Prove $\sum\limits_{\mathrm{cyc}} \sqrt{a^3+2} \ge \sqrt{\frac{9+3\sqrt{3}}{2}(a^2+b^2+c^2)}$ for $a, b, c \ge 0$

Question

Let $a,b,c\ge 0$,show that $$\sqrt{a^3+2}+\sqrt{b^3+2}+\sqrt{c^3+2}\ge \sqrt{\dfrac{9+3\sqrt{3}}{2}(a^2+b^2+c^2)}$$

Answer 1

Some thoughts:

WLOG, assume that $a \le b \le c$.

By AM-GM, we have $$\sqrt{\dfrac{9+3\sqrt{3}}{2}(a^2+b^2+c^2)} \le \frac{(9 + 3\sqrt 3)(a^2 + b^2 + c^2)}{2\sqrt{3}\, c + 6 + 10\sqrt 3} + \frac{2\sqrt{3}\, c + 6 + 10\sqrt 3}{8}.$$

It suffices to prove that $$\sqrt{a^3 + 2} + \sqrt{b^3 + 2} + \sqrt{c^3 + 2} \ge \frac{(9 + 3\sqrt 3)(a^2 + b^2 + c^2)}{2\sqrt{3}\, c + 6 + 10\sqrt 3} + \frac{2\sqrt{3}\, c + 6 + 10\sqrt 3}{8}$$ or \begin{align*} &\left(\sqrt{a^3 + 2} - \frac{(9 + 3\sqrt 3)a^2}{2\sqrt{3}\, c + 6 + 10\sqrt 3} \right) + \left(\sqrt{b^3 + 2} - \frac{(9 + 3\sqrt 3) b^2 }{2\sqrt{3}\, c + 6 + 10\sqrt 3}\right)\\[6pt] &\qquad + \sqrt{c^3 + 2} - \frac{(9 + 3\sqrt 3)c^2}{2\sqrt{3}\, c + 6 + 10\sqrt 3} - \frac{2\sqrt{3}\, c + 6 + 10\sqrt 3}{8} \ge 0. \tag{1} \end{align*} Observing the expressions inside the first and the second parentheses, clearly, we only need to prove the case that $a = b$. Thus, it suffices to prove that, for all $0 \le a \le c$, \begin{align*} F(a, c)&:= 2 \cdot \left(\sqrt{a^3 + 2} - \frac{(9 + 3\sqrt 3)a^2}{2\sqrt{3}\, c + 6 + 10\sqrt 3} \right)\\[6pt] &\qquad + \sqrt{c^3 + 2} - \frac{(9 + 3\sqrt 3)c^2}{2\sqrt{3}\, c + 6 + 10\sqrt 3} - \frac{2\sqrt{3}\, c + 6 + 10\sqrt 3}{8} \ge 0. \tag{2} \end{align*} This inequality is true which is verified by Mathematica.

By the way, we can find the minimum of $$f(a) := \sqrt{a^3 + 2} - \frac{(9 + 3\sqrt 3)a^2}{2\sqrt{3}\, c + 6 + 10\sqrt 3}$$ in closed form (radical form or trigonometric form).
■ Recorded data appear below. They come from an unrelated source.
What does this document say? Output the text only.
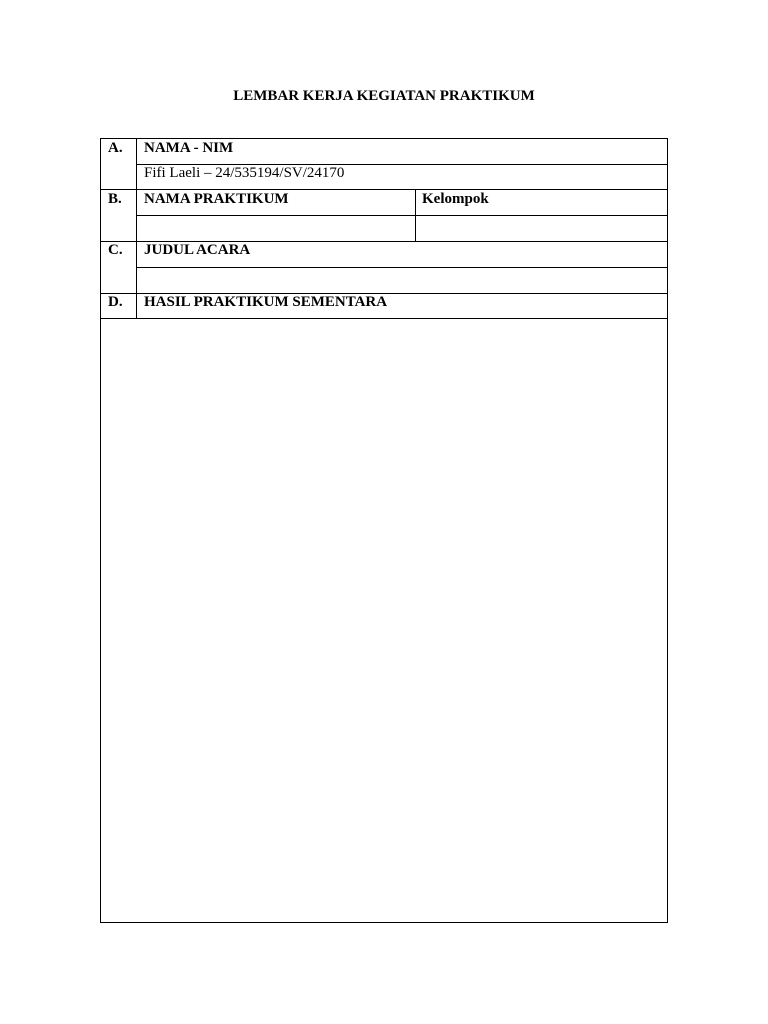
LEMBAR KERJA KEGIATAN PRAKTIKUM
A. NAMA - NIM
Fifi Laeli – 24/535194/SV/24170
B. NAMA PRAKTIKUM	Kelompok
C. JUDUL ACARA
D. HASIL PRAKTIKUM SEMENTARA
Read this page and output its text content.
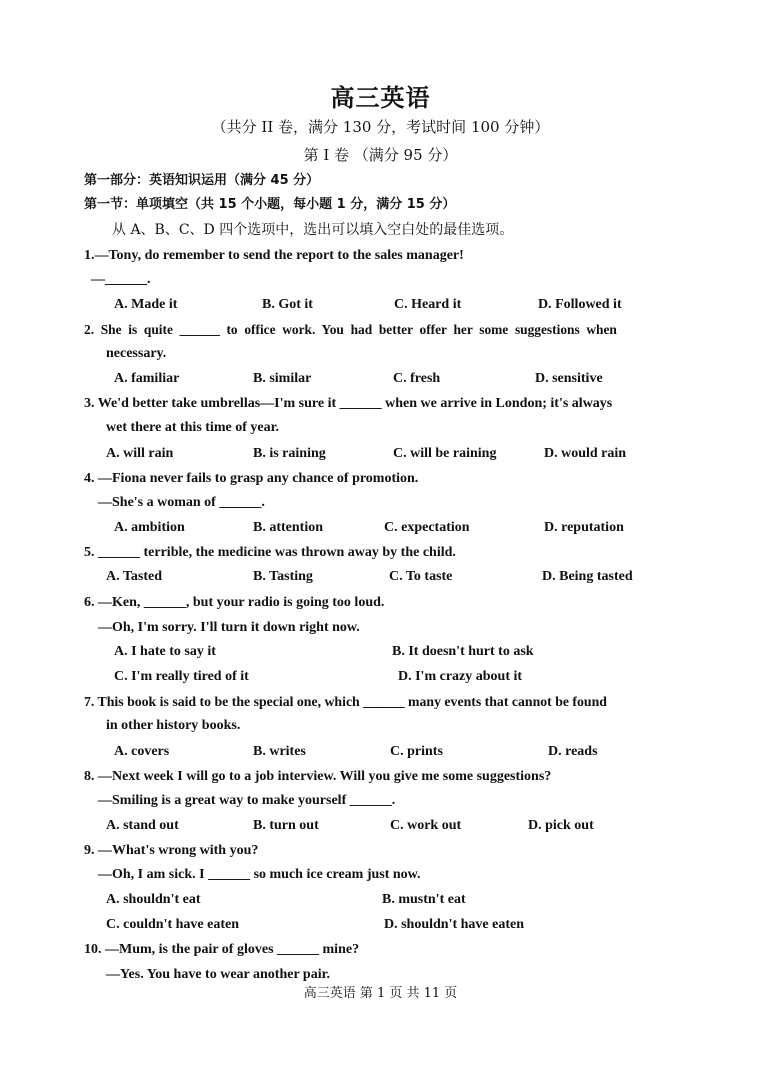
高三英语
（共分 II 卷，满分 130 分，考试时间 100 分钟）
第 I 卷 （满分 95 分）
第一部分：英语知识运用（满分 45 分）
第一节：单项填空（共 15 个小题，每小题 1 分，满分 15 分）
从 A、B、C、D 四个选项中，选出可以填入空白处的最佳选项。
1.—Tony, do remember to send the report to the sales manager!
—______.
A. Made it	B. Got it	C. Heard it	D. Followed it
2.  She  is  quite  ______  to  office  work.  You  had  better  offer  her  some  suggestions  when
necessary.
A. familiar	B. similar	C. fresh	D. sensitive
3. We'd better take umbrellas—I'm sure it ______ when we arrive in London; it's always
wet there at this time of year.
A. will rain	B. is raining	C. will be raining	D. would rain
4. —Fiona never fails to grasp any chance of promotion.
—She's a woman of ______.
A. ambition	B. attention	C. expectation	D. reputation
5. ______ terrible, the medicine was thrown away by the child.
A. Tasted	B. Tasting	C. To taste	D. Being tasted
6. —Ken, ______, but your radio is going too loud.
—Oh, I'm sorry. I'll turn it down right now.
A. I hate to say it	B. It doesn't hurt to ask
C. I'm really tired of it	D. I'm crazy about it
7. This book is said to be the special one, which ______ many events that cannot be found
in other history books.
A. covers	B. writes	C. prints	D. reads
8. —Next week I will go to a job interview. Will you give me some suggestions?
—Smiling is a great way to make yourself ______.
A. stand out	B. turn out	C. work out	D. pick out
9. —What's wrong with you?
—Oh, I am sick. I ______ so much ice cream just now.
A. shouldn't eat	B. mustn't eat
C. couldn't have eaten	D. shouldn't have eaten
10. —Mum, is the pair of gloves ______ mine?
—Yes. You have to wear another pair.
高三英语 第 1 页 共 11 页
However it is quite complicated.

Answer 2

Remarks: Here is an alternative proof using derivatives.

First of all, we give the following auxiliary result. The proof is given at the end.

Fact 1: Let $q\ge 0$ be fixed. If $(x_0, y_0)$ is a minimizer of $\sqrt{x^3 + 2} + \sqrt{y^3 + 2}$ subject to $x, y\ge 0$ with $x^2 + y^2 = q$, then $(x_0 - y_0)(x_0^2y_0^2 - 2x_0 - 2y_0) = 0$.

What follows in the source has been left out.